We marched a few more meters when suddenly, on top of a small mud hill, before the fortress zone, there stood a man. The pale green fog covered any features to point out who it could be or what rank this person was. Its rigid and hunched position made me think that this poor soldier was still suffering the effects of the gas. Captain Bayerlein fired at the soldier, but the man did not react. The bullet hit him right in the chest, but this man still stood. The captain fired again, but the body did not fall. What happened instead was that the man raised a stiff arm in the air, holding a sword. Through the moving green fog, I then lay eyes on the decomposing features of blood running down the eye sockets, nostrils, and mouth, the pale yellow flesh looked burned and decaying, sinking into the cheekbones.
I gasped at the horrid sight before me. The corpse was alive?! The sound it made as it growled and gurgled, spewing organ tissue on its uniform, then from behind it and before it, as if rising from the ground came a hundred lurching corpses. I couldn’t believe my eyes; they were wearing soldier attire, carrying bayonets. They were dead but were not; how could that be? Their postures and demonic screams made me freeze while seeing the horde. Others around me opened fire, but none of the dead fell; they continued advancing toward us with blood flowing from every pore of their body. They spewed out dark tissue like one spews out bile; they moved with wide, unflowing stances, taking bullets but would not fall.

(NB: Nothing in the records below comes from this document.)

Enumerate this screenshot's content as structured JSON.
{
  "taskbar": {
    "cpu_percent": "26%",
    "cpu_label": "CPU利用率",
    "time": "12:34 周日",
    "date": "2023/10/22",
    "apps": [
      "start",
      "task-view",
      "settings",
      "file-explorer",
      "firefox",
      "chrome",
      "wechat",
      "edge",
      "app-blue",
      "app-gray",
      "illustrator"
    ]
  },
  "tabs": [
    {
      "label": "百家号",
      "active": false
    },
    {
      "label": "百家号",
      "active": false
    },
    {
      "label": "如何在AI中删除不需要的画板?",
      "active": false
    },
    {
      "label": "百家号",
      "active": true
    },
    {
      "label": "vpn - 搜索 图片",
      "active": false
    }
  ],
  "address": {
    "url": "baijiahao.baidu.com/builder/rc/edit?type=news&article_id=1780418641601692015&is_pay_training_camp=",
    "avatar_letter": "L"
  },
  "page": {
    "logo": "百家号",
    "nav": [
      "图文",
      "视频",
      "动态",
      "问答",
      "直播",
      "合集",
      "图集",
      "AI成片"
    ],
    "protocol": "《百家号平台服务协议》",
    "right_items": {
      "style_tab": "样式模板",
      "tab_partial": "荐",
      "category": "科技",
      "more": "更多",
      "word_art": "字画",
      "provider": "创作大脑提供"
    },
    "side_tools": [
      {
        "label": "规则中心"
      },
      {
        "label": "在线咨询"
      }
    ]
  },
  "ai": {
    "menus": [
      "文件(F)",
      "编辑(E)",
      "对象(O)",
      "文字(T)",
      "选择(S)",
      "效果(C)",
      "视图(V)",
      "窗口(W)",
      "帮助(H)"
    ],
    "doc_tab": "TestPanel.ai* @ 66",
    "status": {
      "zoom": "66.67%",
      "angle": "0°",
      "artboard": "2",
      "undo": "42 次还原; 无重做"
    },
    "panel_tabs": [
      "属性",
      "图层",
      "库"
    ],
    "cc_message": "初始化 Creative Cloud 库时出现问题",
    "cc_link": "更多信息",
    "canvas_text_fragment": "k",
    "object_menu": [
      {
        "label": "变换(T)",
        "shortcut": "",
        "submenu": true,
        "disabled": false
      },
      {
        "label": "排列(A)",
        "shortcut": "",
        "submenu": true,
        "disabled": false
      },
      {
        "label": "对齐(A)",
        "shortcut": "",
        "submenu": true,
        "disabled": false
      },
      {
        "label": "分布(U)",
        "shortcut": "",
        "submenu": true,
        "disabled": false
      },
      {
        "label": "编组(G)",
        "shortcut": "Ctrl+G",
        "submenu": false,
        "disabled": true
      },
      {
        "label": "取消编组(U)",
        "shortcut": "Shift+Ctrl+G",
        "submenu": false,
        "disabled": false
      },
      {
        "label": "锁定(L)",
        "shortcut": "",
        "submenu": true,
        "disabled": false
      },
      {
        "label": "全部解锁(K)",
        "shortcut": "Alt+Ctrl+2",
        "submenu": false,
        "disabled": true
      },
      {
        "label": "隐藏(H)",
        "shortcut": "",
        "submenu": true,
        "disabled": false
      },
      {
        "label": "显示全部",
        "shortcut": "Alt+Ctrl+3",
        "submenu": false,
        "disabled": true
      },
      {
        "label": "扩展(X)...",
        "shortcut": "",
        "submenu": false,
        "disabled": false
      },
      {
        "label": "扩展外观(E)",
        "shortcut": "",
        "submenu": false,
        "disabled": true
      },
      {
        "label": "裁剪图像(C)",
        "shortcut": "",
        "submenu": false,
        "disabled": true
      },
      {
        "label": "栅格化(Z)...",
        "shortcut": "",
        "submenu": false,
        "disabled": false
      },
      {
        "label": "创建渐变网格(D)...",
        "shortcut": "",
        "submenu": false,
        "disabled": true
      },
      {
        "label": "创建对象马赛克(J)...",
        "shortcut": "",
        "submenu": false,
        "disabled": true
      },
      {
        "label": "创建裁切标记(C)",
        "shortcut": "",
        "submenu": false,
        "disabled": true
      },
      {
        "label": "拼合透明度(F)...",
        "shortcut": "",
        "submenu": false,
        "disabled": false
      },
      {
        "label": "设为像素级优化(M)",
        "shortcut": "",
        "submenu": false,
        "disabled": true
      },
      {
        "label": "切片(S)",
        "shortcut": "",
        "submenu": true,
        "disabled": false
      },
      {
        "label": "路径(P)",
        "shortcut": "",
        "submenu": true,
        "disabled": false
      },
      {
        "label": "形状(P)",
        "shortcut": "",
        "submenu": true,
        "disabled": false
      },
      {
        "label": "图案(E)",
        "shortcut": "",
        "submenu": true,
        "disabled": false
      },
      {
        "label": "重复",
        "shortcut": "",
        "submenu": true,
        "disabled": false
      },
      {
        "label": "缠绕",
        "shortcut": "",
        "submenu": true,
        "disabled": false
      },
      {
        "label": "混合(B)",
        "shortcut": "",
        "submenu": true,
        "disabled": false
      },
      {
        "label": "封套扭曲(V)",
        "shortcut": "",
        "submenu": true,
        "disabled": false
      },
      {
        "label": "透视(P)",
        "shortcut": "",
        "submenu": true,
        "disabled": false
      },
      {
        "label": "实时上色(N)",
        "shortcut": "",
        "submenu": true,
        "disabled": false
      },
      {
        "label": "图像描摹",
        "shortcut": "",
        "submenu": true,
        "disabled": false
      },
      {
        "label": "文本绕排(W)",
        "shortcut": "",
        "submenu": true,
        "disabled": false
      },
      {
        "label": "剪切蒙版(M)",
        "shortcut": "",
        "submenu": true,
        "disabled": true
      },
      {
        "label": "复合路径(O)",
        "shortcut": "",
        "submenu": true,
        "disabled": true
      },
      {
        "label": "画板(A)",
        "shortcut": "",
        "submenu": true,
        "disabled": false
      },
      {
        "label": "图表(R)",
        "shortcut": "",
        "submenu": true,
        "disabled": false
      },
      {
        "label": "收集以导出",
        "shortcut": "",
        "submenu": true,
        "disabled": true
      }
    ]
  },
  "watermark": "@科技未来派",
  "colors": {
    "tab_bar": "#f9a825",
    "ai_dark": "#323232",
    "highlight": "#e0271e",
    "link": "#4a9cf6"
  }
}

I screamed, I ran, and many others did too. I tripped over a few men as I tried to get away from the undead. Some got caught in barbed wire, while others fell to the rusted bayonets of the corpses. Bullet after bullet, nothing stopped them. I had the urge to rip my gas mask off as it became chaotic and hot inside. I continued running when I tripped over one of the corpses we had passed from the trench zones. I screamed, thinking it had grabbed my ankle. Through the green fog, more soldiers ran. I raised my arm, cowering in fear of being trampled, but once the soldiers of the same uniform passed, quickly the dead followed. The stumbling, hunched, lurching fiends got closer and closer. Their eyes were dark crimson, their skin bubbled and fell off, terrible sounds came from their mouths like a legion of demons deep within, and their stiff arms made their yellow, decaying hands look like claws grasped around rusted rifles. I fired one shot because I did not know what else to do, and that didn’t do anything to the undead. I panted and slipped while pushing myself off from the muddy, wet ground. These ghouls, who had lain for God knows how long in the bogs, were wanting to bring us down with them. I managed to pick myself up and continued running, not looking back, gasping till I saw the German lines.
We retreated and pulled back from our position. I did not sleep for many nights after that. My regiment got moved to a different division. I heard that a few weeks later, the fortress was taken, but there was no one there, no evidence of the dead ambling aimlessly around the premises. Many soldiers who were not there didn’t believe me, and even today, my father thinks I’m making things up, excuses for not being warrior enough to take a simple fortress. I don’t care if people believe it or not, but I know what I saw that day, the undead following their orders till the end.